Chapitre. II
LE SECTEUR AGRICOLE ET LA CROISSANCE ECONOMIQUE
Il existe une certaine unanimité au sein des
économistes sur l'importance du secteur agricole dans une
économie en développement. De la pensée des physiocrates
jusqu'aux écrits des auteurs contemporains, le secteur agricole demeure
un pilier important sur lequel doit s'appuyer tout décollage de
l'économie. Les historiens font d'ailleurs remarquer que dans de
nombreux pays dits développés d'aujourd'hui, la révolution
agraire a été un préalable à la révolution
industrielle. Cette vision justifie la place centrale qu'occupe l'agriculture
dans la théorie du développement. De nombreux auteurs de ce
courant de pensée tels LEWIS (1955), HIRSCHMAN (1958), FEI et RANIS
(1964), ou encore MELLOR (1966) y ont consacré des écrits
importants. Et même en cette période du 21e
siècle, la mise en oeuvre de politiques agricoles efficaces par la FAO
demeure une condition nécessaire à l'éradication de la
faim et la réduction des inégalités dans les pays du
monde.
L'analyse de l'impact du secteur agricole sur la croissance et
le développement économique se fait suivant plusieurs points de
vue dans la littérature économique. Les premiers auteurs de la
théorie du développement lui assignaient un rôle "passif"
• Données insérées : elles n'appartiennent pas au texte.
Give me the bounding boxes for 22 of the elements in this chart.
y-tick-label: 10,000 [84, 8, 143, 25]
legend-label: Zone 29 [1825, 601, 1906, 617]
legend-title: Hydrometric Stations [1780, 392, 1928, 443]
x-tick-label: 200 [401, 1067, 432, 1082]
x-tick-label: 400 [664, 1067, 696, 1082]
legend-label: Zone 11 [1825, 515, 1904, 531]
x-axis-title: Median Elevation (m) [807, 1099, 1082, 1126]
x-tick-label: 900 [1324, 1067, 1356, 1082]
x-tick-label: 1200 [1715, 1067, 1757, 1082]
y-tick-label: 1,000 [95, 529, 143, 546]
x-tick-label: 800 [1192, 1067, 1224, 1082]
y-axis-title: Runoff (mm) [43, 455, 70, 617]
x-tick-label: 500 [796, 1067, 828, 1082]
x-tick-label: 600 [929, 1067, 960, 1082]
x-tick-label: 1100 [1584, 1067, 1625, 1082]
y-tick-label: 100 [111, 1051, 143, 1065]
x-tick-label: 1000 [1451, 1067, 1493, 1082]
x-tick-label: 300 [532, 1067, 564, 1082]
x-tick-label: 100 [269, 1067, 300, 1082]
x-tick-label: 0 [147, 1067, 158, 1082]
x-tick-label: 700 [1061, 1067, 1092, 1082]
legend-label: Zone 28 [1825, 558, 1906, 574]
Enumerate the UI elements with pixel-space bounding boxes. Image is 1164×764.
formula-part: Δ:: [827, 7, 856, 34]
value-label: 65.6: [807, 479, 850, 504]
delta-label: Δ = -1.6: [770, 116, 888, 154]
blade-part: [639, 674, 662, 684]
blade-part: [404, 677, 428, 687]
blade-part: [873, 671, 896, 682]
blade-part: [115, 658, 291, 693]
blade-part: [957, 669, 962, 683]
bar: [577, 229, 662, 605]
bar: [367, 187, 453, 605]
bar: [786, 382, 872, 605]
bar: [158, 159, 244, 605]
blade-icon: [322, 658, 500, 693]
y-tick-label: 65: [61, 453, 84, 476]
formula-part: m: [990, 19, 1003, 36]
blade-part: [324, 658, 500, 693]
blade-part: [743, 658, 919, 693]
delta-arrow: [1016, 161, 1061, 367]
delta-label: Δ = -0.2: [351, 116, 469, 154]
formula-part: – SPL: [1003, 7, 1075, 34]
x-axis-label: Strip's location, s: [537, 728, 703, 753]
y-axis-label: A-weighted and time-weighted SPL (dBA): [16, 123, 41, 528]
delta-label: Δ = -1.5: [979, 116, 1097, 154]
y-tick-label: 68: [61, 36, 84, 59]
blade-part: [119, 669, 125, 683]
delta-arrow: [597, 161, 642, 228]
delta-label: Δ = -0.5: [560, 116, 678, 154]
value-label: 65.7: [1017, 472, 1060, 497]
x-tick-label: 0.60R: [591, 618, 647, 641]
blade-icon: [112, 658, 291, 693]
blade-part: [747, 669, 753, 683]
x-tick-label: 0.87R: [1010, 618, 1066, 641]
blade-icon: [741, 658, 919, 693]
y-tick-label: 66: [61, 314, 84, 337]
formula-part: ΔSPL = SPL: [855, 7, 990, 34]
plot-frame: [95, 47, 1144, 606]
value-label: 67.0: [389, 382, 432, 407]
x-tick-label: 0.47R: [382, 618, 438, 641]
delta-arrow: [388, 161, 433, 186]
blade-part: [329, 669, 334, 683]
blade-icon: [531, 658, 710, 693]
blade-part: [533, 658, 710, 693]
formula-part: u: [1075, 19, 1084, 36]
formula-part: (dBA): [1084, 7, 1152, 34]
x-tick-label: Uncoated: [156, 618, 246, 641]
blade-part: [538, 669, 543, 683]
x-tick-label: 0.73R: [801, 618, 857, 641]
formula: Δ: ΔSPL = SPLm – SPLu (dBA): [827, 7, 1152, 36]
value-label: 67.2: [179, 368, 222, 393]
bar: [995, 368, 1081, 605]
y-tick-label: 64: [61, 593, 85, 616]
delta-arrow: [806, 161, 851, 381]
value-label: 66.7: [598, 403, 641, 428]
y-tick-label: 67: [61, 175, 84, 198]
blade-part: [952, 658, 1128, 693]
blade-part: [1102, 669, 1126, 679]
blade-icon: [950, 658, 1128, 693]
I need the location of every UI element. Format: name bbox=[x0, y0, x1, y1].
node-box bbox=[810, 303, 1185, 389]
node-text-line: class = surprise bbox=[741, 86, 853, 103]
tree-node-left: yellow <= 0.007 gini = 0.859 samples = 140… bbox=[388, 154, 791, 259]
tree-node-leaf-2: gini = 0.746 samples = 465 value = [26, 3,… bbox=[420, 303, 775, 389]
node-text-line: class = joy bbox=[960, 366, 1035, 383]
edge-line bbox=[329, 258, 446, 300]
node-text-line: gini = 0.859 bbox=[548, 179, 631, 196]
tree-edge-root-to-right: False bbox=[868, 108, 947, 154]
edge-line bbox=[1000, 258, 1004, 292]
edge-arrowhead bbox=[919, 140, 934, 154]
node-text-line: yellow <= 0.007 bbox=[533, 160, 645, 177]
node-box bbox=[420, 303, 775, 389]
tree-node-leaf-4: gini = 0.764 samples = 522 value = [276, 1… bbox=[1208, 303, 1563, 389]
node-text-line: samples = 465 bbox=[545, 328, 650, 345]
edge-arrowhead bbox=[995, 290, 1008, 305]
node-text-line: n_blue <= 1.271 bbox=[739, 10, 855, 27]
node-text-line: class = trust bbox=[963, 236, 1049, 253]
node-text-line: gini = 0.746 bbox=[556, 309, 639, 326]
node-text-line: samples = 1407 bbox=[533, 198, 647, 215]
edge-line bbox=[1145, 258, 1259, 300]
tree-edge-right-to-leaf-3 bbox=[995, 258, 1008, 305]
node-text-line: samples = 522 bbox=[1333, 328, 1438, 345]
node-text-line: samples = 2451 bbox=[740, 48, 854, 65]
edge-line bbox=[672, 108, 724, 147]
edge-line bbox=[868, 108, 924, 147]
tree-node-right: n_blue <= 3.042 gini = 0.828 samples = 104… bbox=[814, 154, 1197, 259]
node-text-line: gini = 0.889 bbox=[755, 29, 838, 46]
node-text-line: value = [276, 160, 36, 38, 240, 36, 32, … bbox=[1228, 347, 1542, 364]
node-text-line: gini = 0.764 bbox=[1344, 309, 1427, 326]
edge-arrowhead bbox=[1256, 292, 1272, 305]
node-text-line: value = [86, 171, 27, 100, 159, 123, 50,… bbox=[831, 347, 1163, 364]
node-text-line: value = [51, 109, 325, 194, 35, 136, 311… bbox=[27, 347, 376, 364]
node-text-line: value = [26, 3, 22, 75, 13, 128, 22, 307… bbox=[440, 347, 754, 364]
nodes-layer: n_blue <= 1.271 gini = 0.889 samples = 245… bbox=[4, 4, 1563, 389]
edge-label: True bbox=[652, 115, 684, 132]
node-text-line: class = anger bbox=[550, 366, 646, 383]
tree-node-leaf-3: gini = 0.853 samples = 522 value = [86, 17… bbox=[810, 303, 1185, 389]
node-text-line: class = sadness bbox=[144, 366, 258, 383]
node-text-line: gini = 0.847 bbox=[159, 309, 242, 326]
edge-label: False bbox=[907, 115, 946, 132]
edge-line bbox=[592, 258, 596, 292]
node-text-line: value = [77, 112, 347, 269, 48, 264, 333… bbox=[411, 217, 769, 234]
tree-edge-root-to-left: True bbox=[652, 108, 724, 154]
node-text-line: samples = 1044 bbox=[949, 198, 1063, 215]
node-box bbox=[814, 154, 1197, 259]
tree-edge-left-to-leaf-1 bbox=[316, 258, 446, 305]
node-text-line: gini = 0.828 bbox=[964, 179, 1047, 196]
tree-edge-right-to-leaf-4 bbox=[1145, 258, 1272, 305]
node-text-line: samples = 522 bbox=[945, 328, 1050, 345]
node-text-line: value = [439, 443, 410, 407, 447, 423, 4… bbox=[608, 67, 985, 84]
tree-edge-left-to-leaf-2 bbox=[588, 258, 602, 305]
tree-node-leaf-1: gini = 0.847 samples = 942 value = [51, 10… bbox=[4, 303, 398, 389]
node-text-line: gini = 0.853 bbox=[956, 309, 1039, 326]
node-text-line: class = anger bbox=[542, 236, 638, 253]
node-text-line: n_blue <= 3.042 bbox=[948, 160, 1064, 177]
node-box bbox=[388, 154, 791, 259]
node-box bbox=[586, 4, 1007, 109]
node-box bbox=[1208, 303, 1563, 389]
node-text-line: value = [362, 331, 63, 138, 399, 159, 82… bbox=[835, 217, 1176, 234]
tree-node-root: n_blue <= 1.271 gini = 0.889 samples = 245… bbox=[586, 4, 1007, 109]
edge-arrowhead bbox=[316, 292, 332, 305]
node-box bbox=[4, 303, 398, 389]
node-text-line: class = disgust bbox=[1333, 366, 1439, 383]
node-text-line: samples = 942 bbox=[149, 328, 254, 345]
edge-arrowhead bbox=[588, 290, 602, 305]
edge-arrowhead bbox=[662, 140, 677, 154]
dans l'économie. LEWIS (1955), HIRSCHMAN (1958), RANIS et FEI (1964)
pour ne citer que ceux-là, le situent en amont des activités des
autres secteurs de l'économie qui impulsent réellement le
développement. L'agriculture doit fournir au reste de l'économie
les ressources dont il a besoin pour son fonctionnement. La part du secteur
agricole est ainsi vouée à la décroissance au fur et
à mesure que l'économie croît.
Mais, La notion d'une agriculture au service du
développement du reste de l'économie, réservoir de main
d'oeuvre et de capital à exploiter, recule de plus en plus devant celle
qu'il faut s'engager dans la voie du développement agricole pour
lui-même et que l'agriculture peut parfois s'avérer un secteur en
tête de l'économie, surtout en période d'ajustement
économique .Un développement du secteur
agricole en tant que secteur d'activité dans l'économie est
également un gage d'atteinte d'un niveau de développement
économique. La coexistence des secteurs urbain et rural ne
transparaît plus comme une aberration en ce sens qu'un
développement du secteur agricole permettrait de voir des
améliorations de niveau de vie dans le monde rural. Avant d'exposer plus
en détail ces différentes approches de l'impact de l'agriculture
sur la croissance de l'économie, il est opportun de définir ces
concepts.
2.1. Définition des
concepts
2.1.1 Agriculture
L'agriculture dans son acception large désigne
l' « ensemble des travaux transformant le milieu naturel pour la
production des végétaux et des animaux utiles à
l'homme ». En plus donc de la culture des végétaux,
sont également prises en compte les activités d'élevage,
de pêche et de chasse.
Du point de vue économique, l'agriculture
représente un secteur d'activité, une activité
génératrice de revenu à partir de l'exploitation des
terres, de la culture des animaux, etc. À ce titre, elle contribue
à la formation du revenu national et emploie de la main d'oeuvre. Les
principes d'économie politique peuvent donc s'appliquer à
l'agriculture afin de comprendre les différents mécanismes qui
concourent à son fonctionnement en tant qu'activité
économique. Il s'agit des mécanismes de production, de
maximisation du profit, de formation des prix, d'écoulement du produit,
etc. C'est un secteur d'activité doté d'un caractère
spécifique pour l'économie d'un pays ; il répond au
besoin le plus important de l'être humain : l'alimentation.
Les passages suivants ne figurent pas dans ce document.